Home > Uncategorized > The Akeidah RH2 Doug Moffat

As I began thinking about this d’var this past summer, I spent a little time considering not only today’s Torah portion but also the one from yesterday as well as the culminating reading for the High Holidays, from the Torah more largely defined, namely Jonah.

I was struck by what we might call the different faces of God that we, and the human protagonists, encounter in these 3 stories and also how these three stories provide an emotional counterpoint to the arc of our High Holy Days.

We celebrate the rebirth of the world on Rosh Hashanah.  We feast.  We buy new clothes.  We greet each other with hopeful reference to being sealed in the Book of Life: Leshanah tova tikatevu.  “May you be inscribed for a good year!”  Some of us grouse about the discomforts of long services in a steamy, un-air-conditioned shul, but in the larger scheme of things, and there is no larger scheme than the rebirth of the world and inscription in the Book of Life, these complaints are addressable.

And yet, right at the heart of the service on Rosh Hashanah, the Torah reading, we are confronted on both days not only with death, but the impending death of a child, apparently sanctioned by God, and today even ordered by God.  Yesterday Hagar and Ishmael were cast out into the desert, scapegoat-like.  Today, we are forced to contemplate the sacrificial killing of Isaac, and, what’s more, the extinction of the most important line of descent in Judaism.  Really the line of descent of Judaism.  In the Torah stories of yesterday and today, for a time at least, neither Hagar nor Abraham can be contemplating the prospect of a good and sweet year, let alone Isaac and Ishmael.  Both of these stories “end well” through the intervention of God, but they remain dark and bitter reminders not only of mortality but also of the fundamental unfairness of life, how sudden the final ‘cutting-off’ can be, even in a God-filled world.  And more complicating than that universal concern, today’s story in particular is evidence of the uncertain rollercoaster nature of the life of faith.

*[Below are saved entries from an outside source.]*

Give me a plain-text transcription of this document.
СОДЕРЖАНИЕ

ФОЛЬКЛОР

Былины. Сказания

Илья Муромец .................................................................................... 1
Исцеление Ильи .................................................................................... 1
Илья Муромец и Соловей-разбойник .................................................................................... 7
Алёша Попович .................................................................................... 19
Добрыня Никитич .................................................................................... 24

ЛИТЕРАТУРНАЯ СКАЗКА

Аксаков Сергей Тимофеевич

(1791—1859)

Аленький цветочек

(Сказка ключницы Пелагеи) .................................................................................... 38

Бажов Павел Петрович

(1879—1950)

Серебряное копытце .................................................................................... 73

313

And then, 9 days from now, as the emotional arc of the High Holy Days reaches its darkest and most uncertain point, as we move through the afternoon toward sunset, when the Book of Life will be sealed, as we repeat the penitential prayers and pleas for forgiveness, along comes Jonah, the would-be prophet of vindictiveness and punishment and excision who is thwarted by a gentle God who not only wants to save all the 120,000 Ninevites, not one of them Jewish as far as we know, but also the cattle.  And also, I think, Jonah.  It has been a Sabbath of Sabbaths, we haven’t eaten or washed.  The shul is still un-air-conditioned.  And we get a comic story.  Comic in the usual sense of amusing but comic also in the way that literary critics sometimes use the term.  A community under threat is saved and reaffirmed. Life, as mortal and precarious as it may be, will go on, just as it will for us, whether this individual or that is sealed in the Book of Life, or not.  On the evening of Yom Kippur, the God of Jonah makes us feel like we have a chance.  And the misanthrope – that would be Jonah – who would disrupt the community becomes a figure of fun, is perhaps even exiled.  Or self-exiled.  Another scapegoat?

With that., let’s have a look at the central events of today’s passage.

Elohim neesa et Avraham.  God tested Abraham.  What does that mean?  At the beginning of the Book of Job God allows the Satan to test Job, who God regards as an exemplary believer, a man of faith.  You will recall that God himself recommends Job as the subject for the Satan’s test.  I am sure much has been written comparing these two tests, the test of the Akeidah and the test of Job, but one important distinction between the two is the relative lack of intimacy in the Job story.  At the beginning of Job, God is a distant figure in his court when the Satan drops by; it almost has the feeling of Greek myth.  The decisions about Job’s fate are made in a Mt. Olympus-like world, a place about which man can only conjecture.  And the decisions that set the narrative moving are made because of some sort of relationship between 2 supernatural beings, God and the Satan, essentially unknowable to us.  But in our text from Genesis we have no framing story, no explanation.  Elohim neesa et Avraham, and a way we go.

Samson Raphael Hirsch, the great 19th century commentator on the Torah says the following: “The term neesa, when used with reference to physical or moral energies, denotes ‘to try or ‘to test’; that is, to present these energies with problems such as they had not been called upon to deal with before.  Accordingly, a cable that has already withstood the strain of carrying 50 pounds is said to have been ‘tested’ when it has been given 51 pounds to hold, but in the case of moral and spiritual powers, ‘testing’ serves to strengthen and to enhance these energies still further.”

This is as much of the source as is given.